Before I get to this fellow named Tony G, however, I should point out that the color war is not Black vs. White or Green vs. smokestack gray, but Blue vs. Red, the colors of the electoral map. There are Blue States like Massachusetts and California, and Red States like Georgia and Montana. Democrat pundits boast of converting Red states to Blue States, or making Blue inroads into formerly Red areas. Unfortunately much of their boasting is based on the fact that they have done just that, and in order to understand why I have looked into the history of the worldwide Marxist movement, and discovered the historical figure I call Tony G, an Italian communist who died in 1937. His name was actually Antonio Gramsci, and he spent years in prison for being an auto workers' union organizer at a time when there were threats on the life of the fascist dictator Benito Mussolini.

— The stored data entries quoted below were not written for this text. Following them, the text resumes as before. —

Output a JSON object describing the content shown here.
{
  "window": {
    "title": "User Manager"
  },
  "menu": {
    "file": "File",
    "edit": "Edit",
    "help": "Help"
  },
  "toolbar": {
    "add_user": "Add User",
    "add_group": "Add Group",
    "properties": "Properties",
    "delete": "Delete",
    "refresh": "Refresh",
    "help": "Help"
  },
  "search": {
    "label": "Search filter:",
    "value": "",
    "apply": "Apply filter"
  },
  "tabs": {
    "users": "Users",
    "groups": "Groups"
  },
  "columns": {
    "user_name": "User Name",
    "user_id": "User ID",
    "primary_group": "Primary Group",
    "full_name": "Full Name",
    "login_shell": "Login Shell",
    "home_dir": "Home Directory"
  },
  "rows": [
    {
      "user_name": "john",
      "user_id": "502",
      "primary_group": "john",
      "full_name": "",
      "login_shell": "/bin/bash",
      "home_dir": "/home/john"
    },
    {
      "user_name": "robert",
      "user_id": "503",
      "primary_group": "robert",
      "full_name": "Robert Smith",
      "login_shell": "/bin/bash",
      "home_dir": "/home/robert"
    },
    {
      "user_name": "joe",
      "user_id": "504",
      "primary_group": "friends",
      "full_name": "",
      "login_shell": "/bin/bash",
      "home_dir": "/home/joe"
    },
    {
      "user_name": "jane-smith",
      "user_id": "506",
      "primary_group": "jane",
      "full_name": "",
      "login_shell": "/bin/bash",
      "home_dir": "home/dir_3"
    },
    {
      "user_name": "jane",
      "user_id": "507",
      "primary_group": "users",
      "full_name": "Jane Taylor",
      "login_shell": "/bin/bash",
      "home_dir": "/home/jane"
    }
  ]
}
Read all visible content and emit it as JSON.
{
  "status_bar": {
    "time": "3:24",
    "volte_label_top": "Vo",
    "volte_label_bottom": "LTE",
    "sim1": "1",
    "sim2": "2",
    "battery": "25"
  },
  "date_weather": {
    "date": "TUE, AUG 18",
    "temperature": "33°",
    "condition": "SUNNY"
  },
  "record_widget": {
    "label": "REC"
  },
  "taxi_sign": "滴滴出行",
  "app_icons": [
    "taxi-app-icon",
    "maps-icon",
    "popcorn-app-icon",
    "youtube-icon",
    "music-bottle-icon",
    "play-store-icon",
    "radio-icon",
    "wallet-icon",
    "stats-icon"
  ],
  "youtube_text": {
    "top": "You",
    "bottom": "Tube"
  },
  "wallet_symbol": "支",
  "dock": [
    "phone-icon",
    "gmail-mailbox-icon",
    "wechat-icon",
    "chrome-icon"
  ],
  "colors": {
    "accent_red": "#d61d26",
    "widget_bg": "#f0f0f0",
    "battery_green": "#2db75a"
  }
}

However, Tony G's contribution to world Marxism was not so much what he did before being sent to prison as what he did in prison. Freed by incarceration from the demanding life of an activist, he spent his time making notes in a prison notebook, and it was these notes that have led directly to the culture war between the Blue and Red states, and ultimately to the electoral victory of the US Congressional Progressive Caucus and their presidential candidate Barack Hussein Obama.

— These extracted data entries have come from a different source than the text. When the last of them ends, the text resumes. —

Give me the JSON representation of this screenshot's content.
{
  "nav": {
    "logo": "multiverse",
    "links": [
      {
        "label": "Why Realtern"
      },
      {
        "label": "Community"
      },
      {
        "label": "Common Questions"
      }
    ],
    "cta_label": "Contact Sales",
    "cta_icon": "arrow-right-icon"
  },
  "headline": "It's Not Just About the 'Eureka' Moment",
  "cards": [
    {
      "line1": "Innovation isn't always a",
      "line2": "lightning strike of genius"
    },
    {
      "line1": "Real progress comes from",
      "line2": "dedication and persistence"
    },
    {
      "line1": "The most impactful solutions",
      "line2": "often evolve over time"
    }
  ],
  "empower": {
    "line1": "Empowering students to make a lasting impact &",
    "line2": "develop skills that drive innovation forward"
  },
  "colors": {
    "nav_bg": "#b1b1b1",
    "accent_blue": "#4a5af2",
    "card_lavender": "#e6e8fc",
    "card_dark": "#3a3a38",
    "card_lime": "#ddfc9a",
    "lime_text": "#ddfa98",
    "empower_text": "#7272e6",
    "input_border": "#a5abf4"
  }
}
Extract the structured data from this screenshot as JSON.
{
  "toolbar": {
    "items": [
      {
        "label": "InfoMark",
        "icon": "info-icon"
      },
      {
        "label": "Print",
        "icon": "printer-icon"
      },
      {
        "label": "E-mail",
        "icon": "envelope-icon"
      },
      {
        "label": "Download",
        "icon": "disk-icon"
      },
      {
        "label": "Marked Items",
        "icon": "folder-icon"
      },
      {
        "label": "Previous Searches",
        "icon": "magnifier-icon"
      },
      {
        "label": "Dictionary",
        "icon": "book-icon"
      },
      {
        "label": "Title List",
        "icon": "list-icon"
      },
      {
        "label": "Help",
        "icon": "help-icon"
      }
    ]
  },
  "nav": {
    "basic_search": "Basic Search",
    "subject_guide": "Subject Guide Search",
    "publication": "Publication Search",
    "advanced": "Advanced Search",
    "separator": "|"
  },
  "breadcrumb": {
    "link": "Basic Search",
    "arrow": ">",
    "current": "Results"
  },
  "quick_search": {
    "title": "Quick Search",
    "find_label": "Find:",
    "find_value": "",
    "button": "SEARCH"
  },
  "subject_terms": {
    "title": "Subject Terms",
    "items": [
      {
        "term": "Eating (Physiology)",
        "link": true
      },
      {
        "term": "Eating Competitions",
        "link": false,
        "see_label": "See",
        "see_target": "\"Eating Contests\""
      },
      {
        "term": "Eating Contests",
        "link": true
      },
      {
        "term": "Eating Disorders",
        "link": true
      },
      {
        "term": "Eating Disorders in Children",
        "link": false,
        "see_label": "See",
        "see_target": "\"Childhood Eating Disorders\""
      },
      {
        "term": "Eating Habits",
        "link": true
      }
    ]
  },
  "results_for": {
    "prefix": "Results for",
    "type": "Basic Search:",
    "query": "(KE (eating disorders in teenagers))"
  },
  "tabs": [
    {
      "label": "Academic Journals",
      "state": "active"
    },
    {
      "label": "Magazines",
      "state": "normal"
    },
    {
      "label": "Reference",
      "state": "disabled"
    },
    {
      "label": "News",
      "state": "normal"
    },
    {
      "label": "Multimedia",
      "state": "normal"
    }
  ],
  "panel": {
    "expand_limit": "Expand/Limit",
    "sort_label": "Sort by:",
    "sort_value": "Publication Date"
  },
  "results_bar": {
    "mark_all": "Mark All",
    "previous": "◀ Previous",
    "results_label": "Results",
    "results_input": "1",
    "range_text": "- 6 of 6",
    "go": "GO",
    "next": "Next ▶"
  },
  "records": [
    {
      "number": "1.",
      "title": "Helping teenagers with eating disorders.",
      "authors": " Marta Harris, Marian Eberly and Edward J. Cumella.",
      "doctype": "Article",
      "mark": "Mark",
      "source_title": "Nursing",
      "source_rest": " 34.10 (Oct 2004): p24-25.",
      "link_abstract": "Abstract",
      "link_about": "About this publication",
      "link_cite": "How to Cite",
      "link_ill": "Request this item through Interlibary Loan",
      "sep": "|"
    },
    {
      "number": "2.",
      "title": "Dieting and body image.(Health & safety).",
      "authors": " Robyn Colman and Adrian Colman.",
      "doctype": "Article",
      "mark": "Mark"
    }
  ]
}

According to Internet sources, Marxists before the time of Antonio Gramsci assumed that the workers of the world would rise up against capitalism in a world-wide revolution, that such a revolution was historically inevitable, and that it was only a matter of time that it would happen. The opportunity, so the Marxists thought, would be the result of World War One, a horrendous massacre of millions of young men, which could be blamed on the turf battles of European and American capitalists. But the revolution didn't happen anywhere but in Russia, which became the Soviet Union, and by Gramsci's time, Stalin was resorting to mass murder to try to keep the "workers and peasants" in line.

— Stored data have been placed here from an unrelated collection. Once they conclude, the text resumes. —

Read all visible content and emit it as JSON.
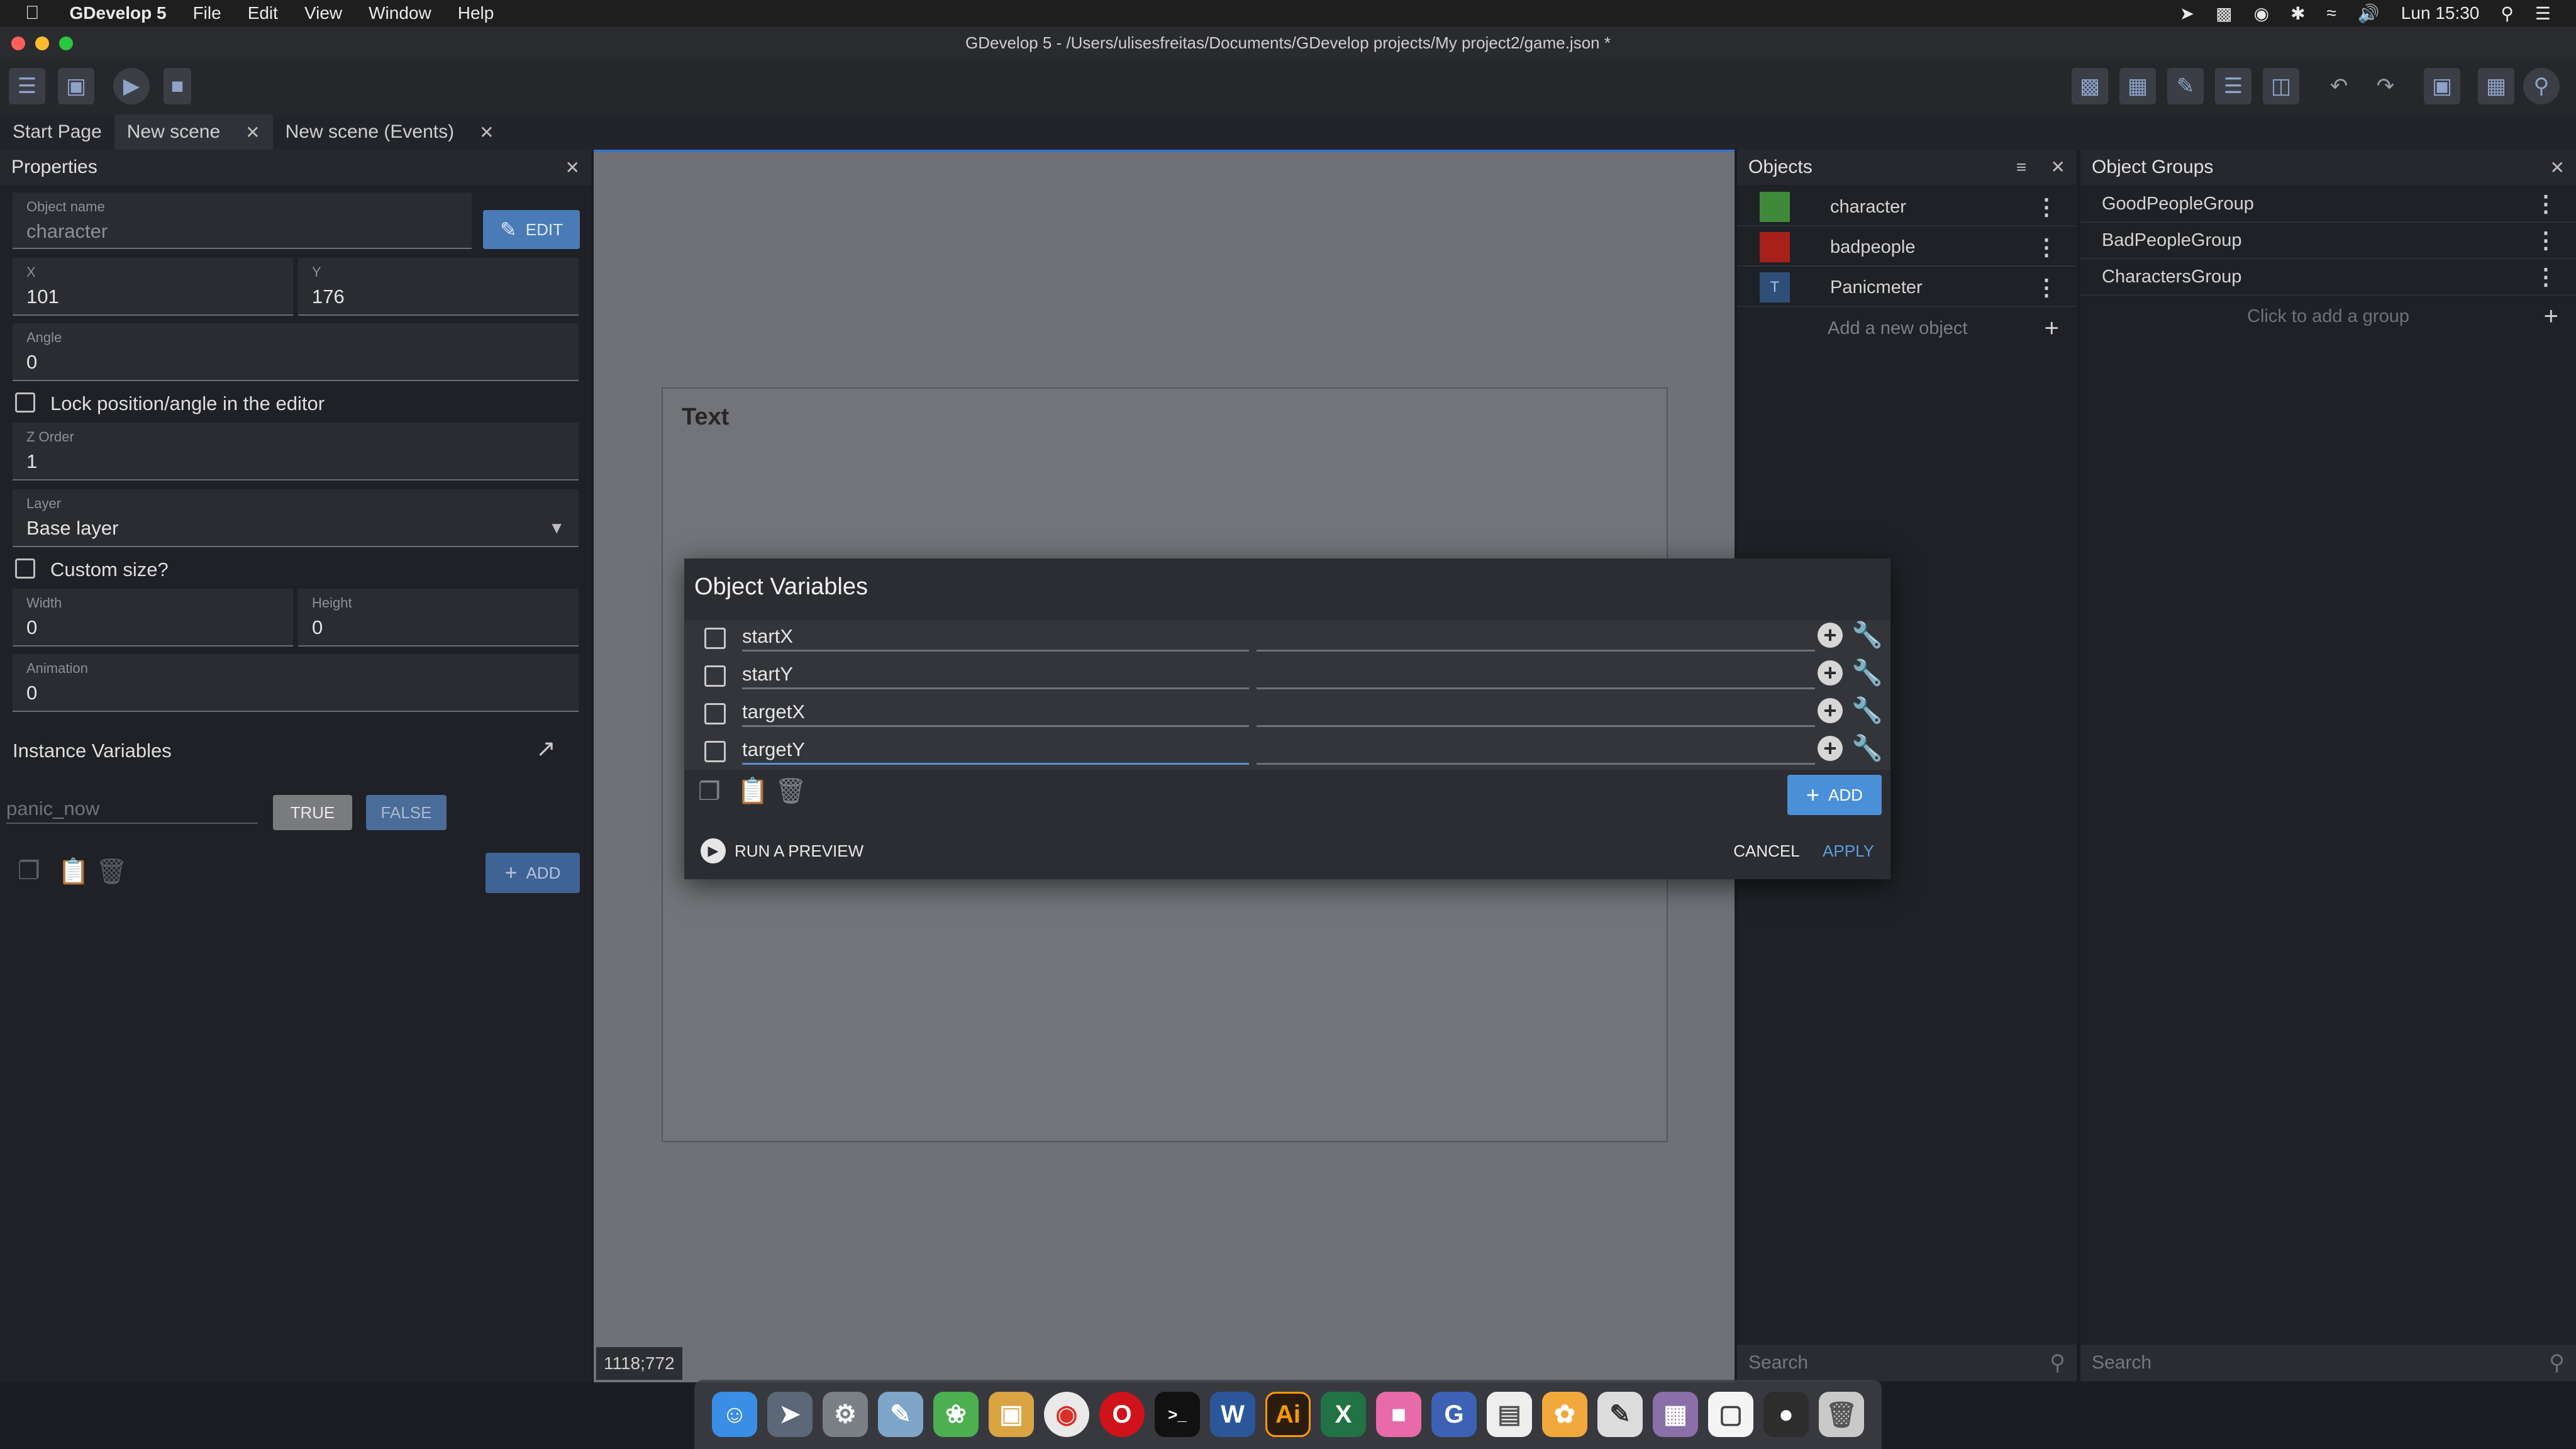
{
  "menubar": {
    "app_name": "GDevelop 5",
    "items": [
      "File",
      "Edit",
      "View",
      "Window",
      "Help"
    ],
    "clock": "Lun 15:30"
  },
  "window": {
    "title": "GDevelop 5 - /Users/ulisesfreitas/Documents/GDevelop projects/My project2/game.json *"
  },
  "tabs": [
    {
      "label": "Start Page"
    },
    {
      "label": "New scene"
    },
    {
      "label": "New scene (Events)"
    }
  ],
  "properties": {
    "title": "Properties",
    "object_name_label": "Object name",
    "object_name_value": "character",
    "edit_label": "EDIT",
    "x_label": "X",
    "x_value": "101",
    "y_label": "Y",
    "y_value": "176",
    "angle_label": "Angle",
    "angle_value": "0",
    "lock_label": "Lock position/angle in the editor",
    "zorder_label": "Z Order",
    "zorder_value": "1",
    "layer_label": "Layer",
    "layer_value": "Base layer",
    "custom_size_label": "Custom size?",
    "width_label": "Width",
    "width_value": "0",
    "height_label": "Height",
    "height_value": "0",
    "animation_label": "Animation",
    "animation_value": "0",
    "instance_vars_label": "Instance Variables",
    "var_name_placeholder": "panic_now",
    "true_label": "TRUE",
    "false_label": "FALSE",
    "add_label": "ADD"
  },
  "scene": {
    "text_object_label": "Text",
    "coords": "1118;772"
  },
  "objects": {
    "title": "Objects",
    "items": [
      {
        "name": "character",
        "color": "#3f8a3a"
      },
      {
        "name": "badpeople",
        "color": "#a8201a"
      },
      {
        "name": "Panicmeter",
        "color": "#2f4f78"
      }
    ],
    "add_label": "Add a new object",
    "search_placeholder": "Search"
  },
  "groups": {
    "title": "Object Groups",
    "items": [
      {
        "name": "GoodPeopleGroup"
      },
      {
        "name": "BadPeopleGroup"
      },
      {
        "name": "CharactersGroup"
      }
    ],
    "add_label": "Click to add a group",
    "search_placeholder": "Search"
  },
  "dialog": {
    "title": "Object Variables",
    "variables": [
      {
        "name": "startX"
      },
      {
        "name": "startY"
      },
      {
        "name": "targetX"
      },
      {
        "name": "targetY"
      }
    ],
    "add_label": "ADD",
    "run_preview_label": "RUN A PREVIEW",
    "cancel_label": "CANCEL",
    "apply_label": "APPLY"
  },
  "colors": {
    "accent": "#4a90d9",
    "panel_bg": "#1f2126",
    "scene_bg": "#6f7177"
  }
}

Gramsci, being Italian, developed a theory centered on a Greek word for leader, hegemon, expanding the idea of leadership to a form of domination which he called "hegemony" (egemonia in Italian.) Gramsci focused explicitly on what was is now called "cultural hegemony," and is a core idea in the left-wing university curriculum which has infiltrated all but a few colleges in the USA. Gramsci, considering the almost static trench warfare of World War One, described a "War Of Position" which was not to be fought on a battlefield, but elsewhere.
In the USA, the elsewhere, it turns out, was the public schools, the universities, and the mainstream media, the creators of the Blue State.
What are the big guns, we must ask, in the arsenal of the Blue State "cultural hegemony?" It's not hard to find answers: the race card, an all-out attack on conservative Western religious tradition (Muslims are exempt because they are allies in the battle against capitalism), suppression of state sovereignty, of the right to bear arms, and of the right to free speech if such speech is "politically incorrect." There are many more. And they imply another question: what are in fact the principles, the big guns, as it were, of Red State Americanism?
In a previous blogpost I have suggested an answer to that last question which I call the Three C's: Constitution, Currency, and Capitalism. The forces of cultural Blue State hegemony do not dare attack these directly, but by twisting words and rendering the Three C's meaningless. The Constitution? Of course they are for it, but not the "extremist" version, which is the Constitution as conceived by our founding fathers. Our currency? Of course the Obamacrat Marxists are in favor of dollars: as many as they can print and spend. Capitalism? Of course they are in favor of it, just not the "unbridled" kind. When they get their way, which is happening now, the poor old workhorse not only gets a bridle, he gets painfully tight reins, hobbled forelegs and hind legs, a gag bit, a monstrous saddle, and a rider so heavy that sooner or later the doomed beast of burden's back will break.
There is a hope that Republicans will take back Congress in the 2010 elections, or at least gain seats, and I share that hope. It is not enough, however. If the Republicans in Congress represent the "cultural hegemony" of the Blue States, the Marxists will be that much closer to total victory in Tony G's so-called War of Position. We already have a shining example, the Pine Tree State, otherwise known as Maine. Incidentally, Wikipedia tells me that the Maine state motto, is "dirigo" the Latin equivalent of the Greek word from which Tony G's beloved "hegemony" is derived.